今日は、安原に対して疚しいわけではなかったから、

「どうしたよ、って言われても、何もないけど」

と言った。

「最近、よく早退してたって聞いたぜ。もう体大丈夫なのかよ」
「あー……、うん、大丈夫。ありがとう」

心配してくれたらしい。
女性特有の体調不良に対する男性社員のデリカシーというものを取り沙汰したいところだったが、事実、早退の理由はそれではなかったから何も言わず、便利な形容動詞とともに、礼だけを言った。

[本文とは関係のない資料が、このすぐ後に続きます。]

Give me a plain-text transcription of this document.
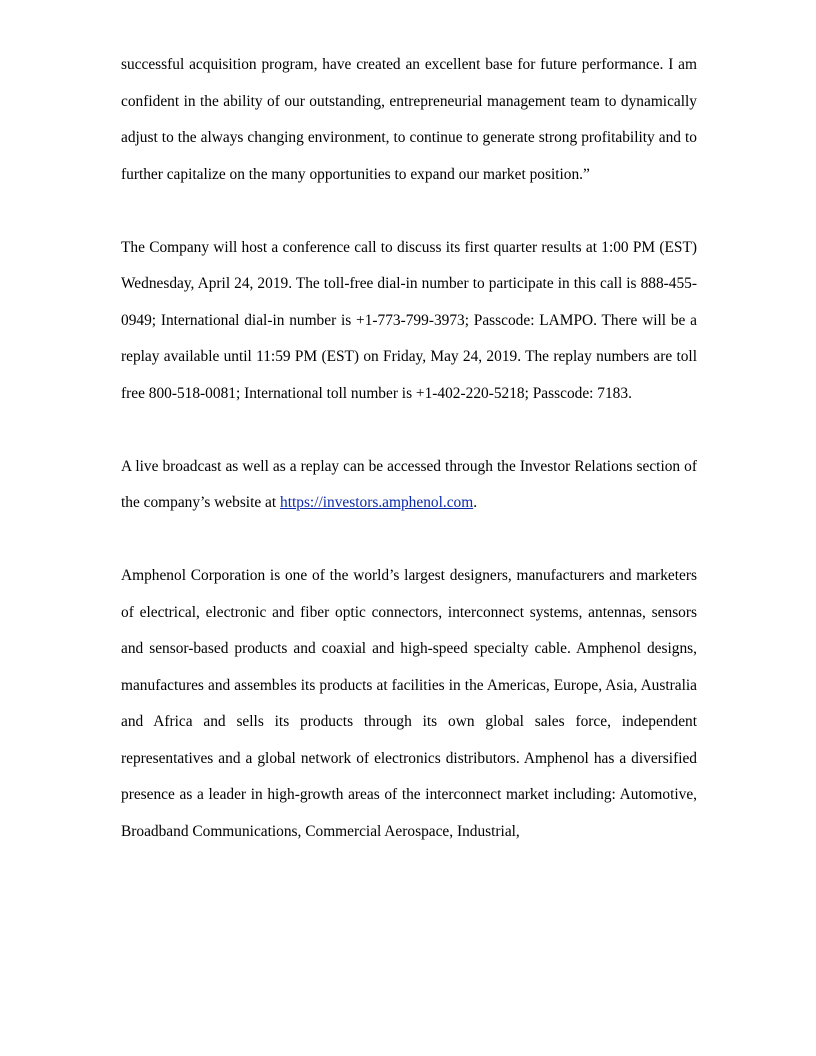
successful acquisition program, have created an excellent base for future performance. I am confident in the ability of our outstanding, entrepreneurial management team to dynamically adjust to the always changing environment, to continue to generate strong profitability and to further capitalize on the many opportunities to expand our market position.”

The Company will host a conference call to discuss its first quarter results at 1:00 PM (EST) Wednesday, April 24, 2019. The toll-free dial-in number to participate in this call is 888-455-0949; International dial-in number is +1-773-799-3973; Passcode: LAMPO. There will be a replay available until 11:59 PM (EST) on Friday, May 24, 2019. The replay numbers are toll free 800-518-0081; International toll number is +1-402-220-5218; Passcode: 7183.

A live broadcast as well as a replay can be accessed through the Investor Relations section of the company’s website at https://investors.amphenol.com.

Amphenol Corporation is one of the world’s largest designers, manufacturers and marketers of electrical, electronic and fiber optic connectors, interconnect systems, antennas, sensors and sensor-based products and coaxial and high-speed specialty cable. Amphenol designs, manufactures and assembles its products at facilities in the Americas, Europe, Asia, Australia and Africa and sells its products through its own global sales force, independent representatives and a global network of electronics distributors. Amphenol has a diversified presence as a leader in high-growth areas of the interconnect market including: Automotive, Broadband Communications, Commercial Aerospace, Industrial,
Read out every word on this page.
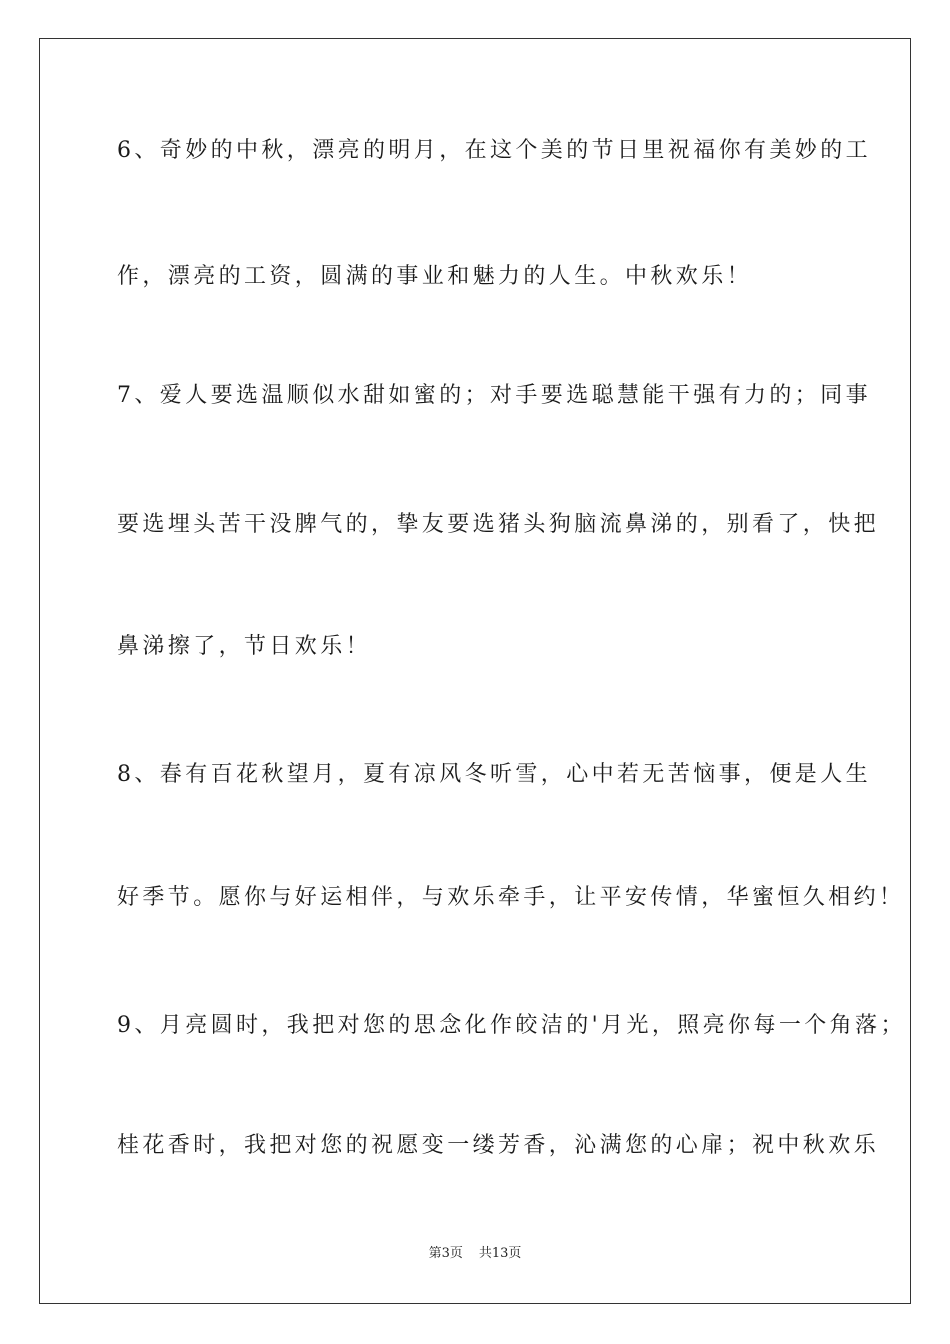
6、奇妙的中秋，漂亮的明月，在这个美的节日里祝福你有美妙的工
作，漂亮的工资，圆满的事业和魅力的人生。中秋欢乐！
7、爱人要选温顺似水甜如蜜的；对手要选聪慧能干强有力的；同事
要选埋头苦干没脾气的，挚友要选猪头狗脑流鼻涕的，别看了，快把
鼻涕擦了，节日欢乐！
8、春有百花秋望月，夏有凉风冬听雪，心中若无苦恼事，便是人生
好季节。愿你与好运相伴，与欢乐牵手，让平安传情，华蜜恒久相约！
9、月亮圆时，我把对您的思念化作皎洁的'月光，照亮你每一个角落；
桂花香时，我把对您的祝愿变一缕芳香，沁满您的心扉；祝中秋欢乐
第3页 共13页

「そっか。……やっぱ高橋はマジメすぎるんじゃないか? 勤務時間以外でも、仕事のこと、考えてんだろ」
「そんなことないけど」
「つってて、昨日もあんなメッセージよこしてくるしさ」
「あ、あー……」

……なんだか疚しくなってきた。

「うん、突然ごめんね。変なこときいて」
「まあ、あまり役には立たなかったろうけどな。……ちょっと、いい?」

安原に自覚があってよかったな、と思っていると、疚しさのあまり不機嫌そうな表情を解いたミサを見て、正面の椅子に腰掛けてきた。

「どうしたの?」
「ああ、話があってさ」

何だろう。
営業部と調整しなければならない案件はなかったはずだ。

「ん? 何の話?」
「んっとさ、高橋、今日時間ある?」
「えっと……」

ミサはタブレットを開いて午後のスケジュールを再確認しつつ、

「三時半からなら、今んとこ、終業まで空いてるけど」

と予定を教えてやった。

「いや」

安原はテーブルに腕を置き、両手を組んだ。

足を開いた男らしい座り方は、「美しい座り方」とは言いがたかったが、気っ風がいい彼には似合っていた。むしろ男ぶりが上がると思う。

「仕事終わってから、なんだけど」
「……あ、そう。……そうなんだ」

仕事が終わってからのスケジュールは、タブレットから参照できる社内スケジューラには書かれていない。画面を消してテーブルに置いた。

「ちょっとさ、メシ行かない?」

相槌を打っただけだから、会話ターンは自分にあると思い、返す言葉を考えていると、先に安原が具体的用件を伝えてきた。